The Perpetual Involvement of Sales Floor Automation

https://vimeo.com/294569750

Sales floor automation technology helps improve the natural dealership process while keeping management informed of floor activity. Larry and Danny discuss how.

Technology-Assisted vs. 'The Old Way'

Danny James: Larry, can you summarize the benefit of using a CRM to assist with the sales process? It's not technology that you use, entering data after the customer is gone. Not just a historical recap. It's part of the salesfloor flow - from the handshake all the way through and keeping the manager in the loop. Describe how that differs when you're utilizing a proven CRM and Automated Sales Process.



Larry Bruce: The technology is helping the salesperson through their natural floor process and it's helping keep management informed throughout their activity in working the natural floor process. Sales Floor Automation is a key factor as well.

The salesperson is no longer working this old school "daily plan". The daily plan is working them. They can continue throughout their day, doing what they do best and the system is calling them up and telling guiding them in what they should be doing next in the sales process. The system is telling them what the next follow up is by making determinations based on the customer's behavior. Who should be called right now versus who should be called later.

Establishing Priorities

Larry Bruce: It's prioritizing calls based on ratings rather than arbitrary human thinking or subjective reasoning. Every salesperson thinks everybody's going buy so they think they're all hot. Right? You can't ... they can't all be hot. You've got to prioritize calls and if the system isn't capturing all the activity data digitally, you'll find very quickly it's impossible to keep up with it all.

As a manager, it's your goal to keep salespeople focused on the top 50 customers that they need to work this month. Those are the hottest and you let the system work the rest.

DEALERSHIP MANAGEMENT

Dealership management is helping their team through the system. They are taking a lot of detailed data entry and assumptions off the salesperson who could have anywhere three to five hundred follow-ups in a month.

If you're capturing everything digitally and you're not letting any sale go then, right? Realistically, some of those deals will be ready now, some will be ready next month, some six months from now, and some will never be ready. So the system will work most of those while the salespeople stay on top of the hottest prospects, the ones most likely to be in the market right now.

Let It Go

Larry Bruce: And that can change very quickly. In other words, a salesperson could be talking to a customer today and they're not very hot. They're not really engaging in the process at the moment. But then something happens to increase their urgency to purchase. They wreck their machine, for instance, so now they're back on your website shopping. Or the machine breaks and they' decide to buy a new one instead of fixing the old one again and now they're opening an email from the dealership salesperson. Suddenly, the customer who was not previously engaged is starting to interact with your website. Now is time to call them.

ENGAGEMENT

Danny: Without a system to tell them that the customer is back on the website, they wouldn't have known. They would just be guessing at the right time to follow up. This takes the guesswork out of the process.
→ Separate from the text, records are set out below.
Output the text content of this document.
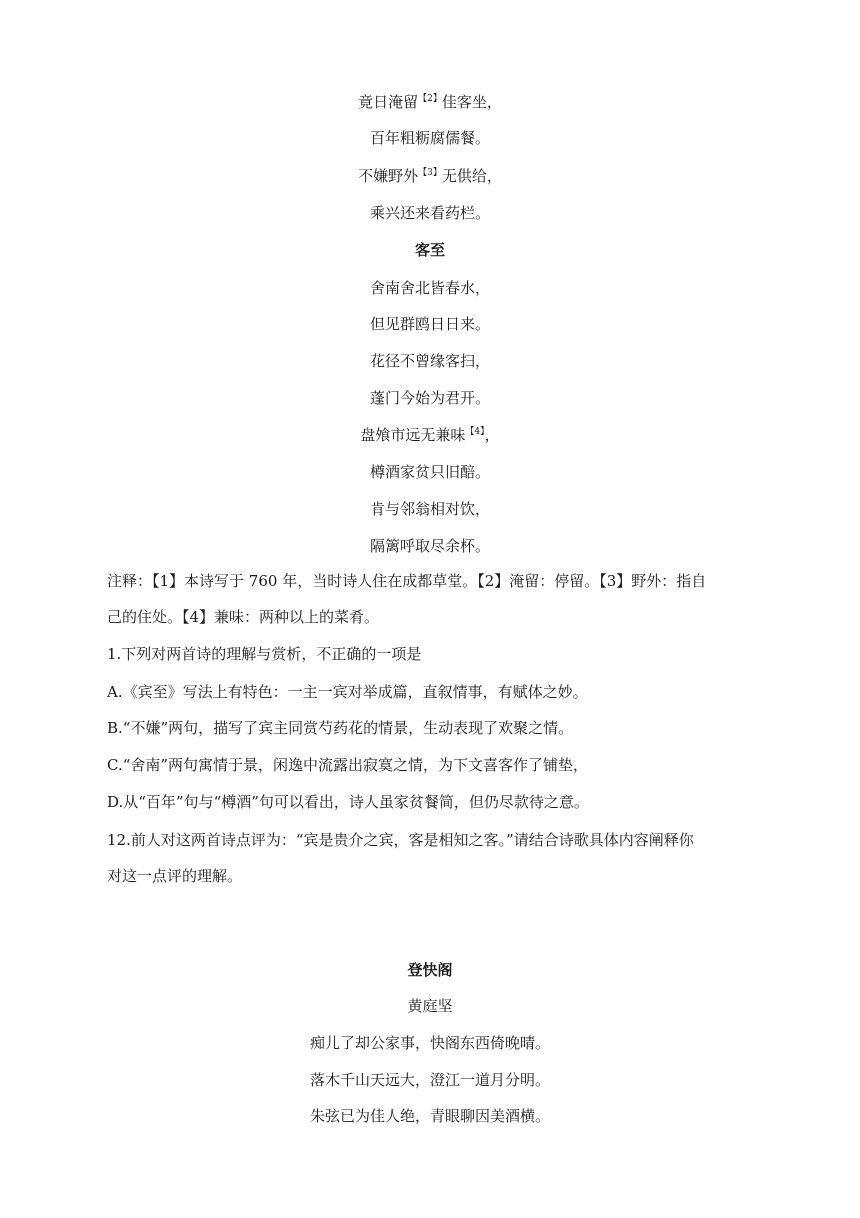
竟日淹留$^{【2】}$佳客坐，
百年粗粝腐儒餐。
不嫌野外$^{【3】}$无供给，
乘兴还来看药栏。
客至
舍南舍北皆春水，
但见群鸥日日来。
花径不曾缘客扫，
蓬门今始为君开。
盘飧市远无兼味$^{【4】}$，
樽酒家贫只旧醅。
肯与邻翁相对饮，
隔篱呼取尽余杯。
注释：【1】本诗写于 760 年，当时诗人住在成都草堂。【2】淹留：停留。【3】野外：指自
己的住处。【4】兼味：两种以上的菜肴。
1.下列对两首诗的理解与赏析，不正确的一项是
A.《宾至》写法上有特色：一主一宾对举成篇，直叙情事，有赋体之妙。
B.“不嫌”两句，描写了宾主同赏芍药花的情景，生动表现了欢聚之情。
C.“舍南”两句寓情于景，闲逸中流露出寂寞之情，为下文喜客作了铺垫，
D.从“百年”句与“樽酒”句可以看出，诗人虽家贫餐简，但仍尽款待之意。
12.前人对这两首诗点评为：“宾是贵介之宾，客是相知之客。”请结合诗歌具体内容阐释你
对这一点评的理解。
登快阁
黄庭坚
痴儿了却公家事，快阁东西倚晚晴。
落木千山天远大，澄江一道月分明。
朱弦已为佳人绝，青眼聊因美酒横。
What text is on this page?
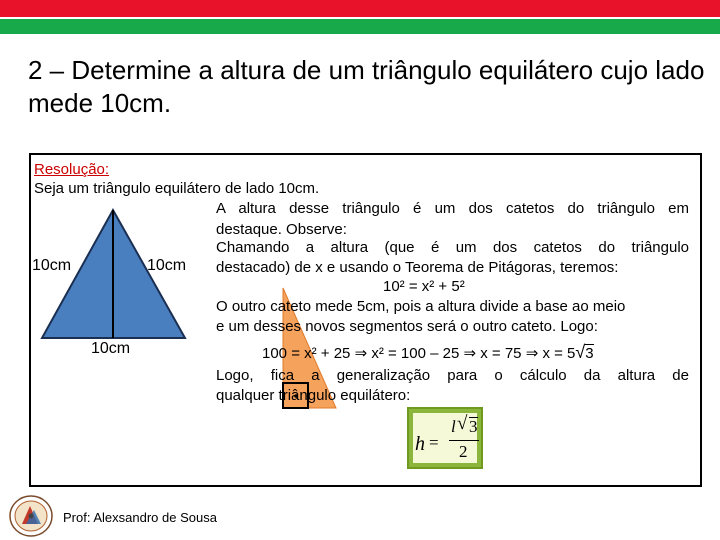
2 – Determine a altura de um triângulo equilátero cujo lado mede 10cm.
Resolução:
Seja um triângulo equilátero de lado 10cm.
10cm	10cm
10cm
A altura desse triângulo é um dos catetos do triângulo em
destaque. Observe:
Chamando a altura (que é um dos catetos do triângulo
destacado) de x e usando o Teorema de Pitágoras, teremos:
10² = x² + 5²
O outro cateto mede 5cm, pois a altura divide a base ao meio
e um desses novos segmentos será o outro cateto. Logo:
100 = x² + 25 ⇒ x² = 100 – 25 ⇒ x = 75 ⇒ x = 5√3
Logo, fica a generalização para o cálculo da altura de
qualquer triângulo equilátero:
h =
l √ 3
2
Prof: Alexsandro de Sousa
It tells you who to call, when to call, and what to say.

Larry Bruce: Let the system go...let the system go do what it does. Let the system continue to follow-up with newsletters and in other ways to keep your name in front of them in a relevant way. But the salesperson shouldn't be doing that.

Danny: The fastest way to push a customer away is to harass me when I'm not ready to purchase or I'm longer in the market, but I submitted my customer contact information on your website and the salesperson continues to keep following me and following up and bothering me for the next year and a half. I'm not interested.

Sales Floor Automation

Larry Bruce: Right. If the salesperson is engaging with a customer and they're not engaging with you and you try to call them later without any indication of further interaction with your digital dealership - the website, email communication, and marketing - they're just not that into you. Let THEM go.

It's OK!

It's okay for the consumer not to be interested right now. The system will keep touching base with them with relevant information and when they get interested, if you haven't bothered them, they are going to come back to you.

Danny: But by utilizing the system, an automated way of sales and marketing, you're able to avoid over farming the field. It allows the consumer to re-engage more comfortably with you then if you had just inundated them with information at time when they weren't in the market.

Read Their Minds

Larry Bruce: That's the whole point - to be relevant. Relevance means that the consumer is in the market now. But how do I predict that without reading their minds? Without ESP, the next best way to gauge relevance is to see how the consumer engages with my digital marketing efforts:

  • Website
  • Email
  • SMS Text
  • PPC

If they are engaging often then they are probably still in the market, so it's okay for the salesperson to continue to follow you up directly. If they are not engaging with the website or clicking on emails and digital interaction has faded - something may have happened in their life and they have moved past the sales funnel right now. It's not necessarily a bad thing. It just means they're not interested right now.

It is sometimes as important to know that someone is not in the market as it is to know that they are. This is where Sales Floor Automation can help take the heavy lifting out of the way.

Danny: So as a rule of thumb here: If someone is in the market and you're contacting them, that's a good thing. If they're not in the market and you're contacting them, that can be the end of the relationship. You certainly don't want that.